Growing up I was always “good” at math and eager to learn it. In kindergarten I found videocassettes at the library that taught me multiplication and division using gum drops. In third grade I spent math class working the textbook from cover-to-cover until my teacher had to borrow the fourth- and fifth-grade textbooks for me to use. In high school I took advanced courses, scored exceptionally well on exams, and was well into Calculus before I entered college. So naturally, I majored in English.
It wasn’t that I particularly wanted to major in English or that I particularly disliked the idea of a more technical degree; I just had no idea what the path to a technical job looked like. I knew how to be a doctor or a lawyer: college + med school or college + law school. I had seriously researched these careers and decided they weren’t for me. My dad was an accountant and I had a pretty good idea what kind of math knowledge and education that entailed, but he didn’t really make a lot of money and didn’t seem to love his job too much. But as far as anything else? It seemed so out of reach.

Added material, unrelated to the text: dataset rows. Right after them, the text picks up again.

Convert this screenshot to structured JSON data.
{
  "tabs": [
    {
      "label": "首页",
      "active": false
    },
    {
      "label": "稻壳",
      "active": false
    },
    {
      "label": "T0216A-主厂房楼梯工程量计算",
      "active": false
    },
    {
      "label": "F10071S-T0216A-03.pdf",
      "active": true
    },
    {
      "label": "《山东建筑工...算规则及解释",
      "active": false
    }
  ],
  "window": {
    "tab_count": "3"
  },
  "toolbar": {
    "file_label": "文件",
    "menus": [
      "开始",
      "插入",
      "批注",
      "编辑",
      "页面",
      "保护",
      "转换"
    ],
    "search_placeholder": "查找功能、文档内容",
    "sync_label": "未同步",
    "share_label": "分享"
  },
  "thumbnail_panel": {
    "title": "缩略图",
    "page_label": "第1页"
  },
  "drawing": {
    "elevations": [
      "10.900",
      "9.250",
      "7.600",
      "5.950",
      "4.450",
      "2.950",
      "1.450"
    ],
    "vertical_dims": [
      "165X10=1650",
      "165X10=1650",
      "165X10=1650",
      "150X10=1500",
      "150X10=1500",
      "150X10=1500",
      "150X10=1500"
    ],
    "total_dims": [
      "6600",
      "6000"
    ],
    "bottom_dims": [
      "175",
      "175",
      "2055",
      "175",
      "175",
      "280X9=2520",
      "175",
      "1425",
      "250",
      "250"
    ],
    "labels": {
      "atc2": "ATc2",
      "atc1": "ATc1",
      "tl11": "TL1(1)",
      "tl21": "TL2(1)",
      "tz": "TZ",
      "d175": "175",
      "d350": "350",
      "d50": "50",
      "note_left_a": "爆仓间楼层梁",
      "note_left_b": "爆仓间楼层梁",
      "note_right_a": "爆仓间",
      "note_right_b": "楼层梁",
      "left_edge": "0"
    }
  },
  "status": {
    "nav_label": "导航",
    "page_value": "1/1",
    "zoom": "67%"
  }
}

Growing up it seemed like to be a physicist, programmer, or rocket scientist required some level of scientific or mathematical genius. In high school I felt like I had learned basically nothing about those subjects and it seemed too daunting to choose a major in college I knew so little about and try to make a career from it. At my high school there was exactly one chemistry class, one physics class (apart from the remedial one), and precisely nothing about programming available at all. Math started with Algebra, went through Calculus, then kind of just ended? Anytime I heard of someone succeeding in a technical field, it was because they had checked out a book from the library and built a rocket, learned physics from their scientist parents, or built the internet in their garage.
Fortunately that is far from true, though I wish my younger self could have known it then. Ask anyone in the field and they will assure you that there are plenty of at least semi-successful software engineers of only average intelligence. There is a high bar for rocket scientists, but not every engineer is a certified genius or necessarily obsessed over physics at a young age. Here I am starting a career in software at age 30-something and I’m far from alone in this endeavor.
Perhaps a contributing factor to my early career-blindness was that back then internet was still on dial-up and far from as comprehensive in its content as it is now. A lot of the careers on the market now weren’t even dreamed of when I was a freshman and even the software I’ll be working with wasn’t around when I got my first bachelor’s degree.
It may be a bit of a roundabout way of saying it, but my point is that a lot of times we underestimate what we are capable of. We choose to go down paths because they are a little straighter or better decorated when the path that takes us to where we really want to go is muddy, turns just out of sight, and is mostly obscured by overgrown shrubbery (I mean, programmers aren’t well known for going outside, much less gardening). And this applies especially to the younger generation who have frankly spent most of their formative years in a box with windows and an underpaid, overworked educator who nine times out of ten is also looking to start a new career. So to the people who have found something they love, share what you know with young minds so they can find it too. And if you are stuck in something you don’t love, don’t be afraid to look down another path; you might have only one life, but you don’t have to have only one career.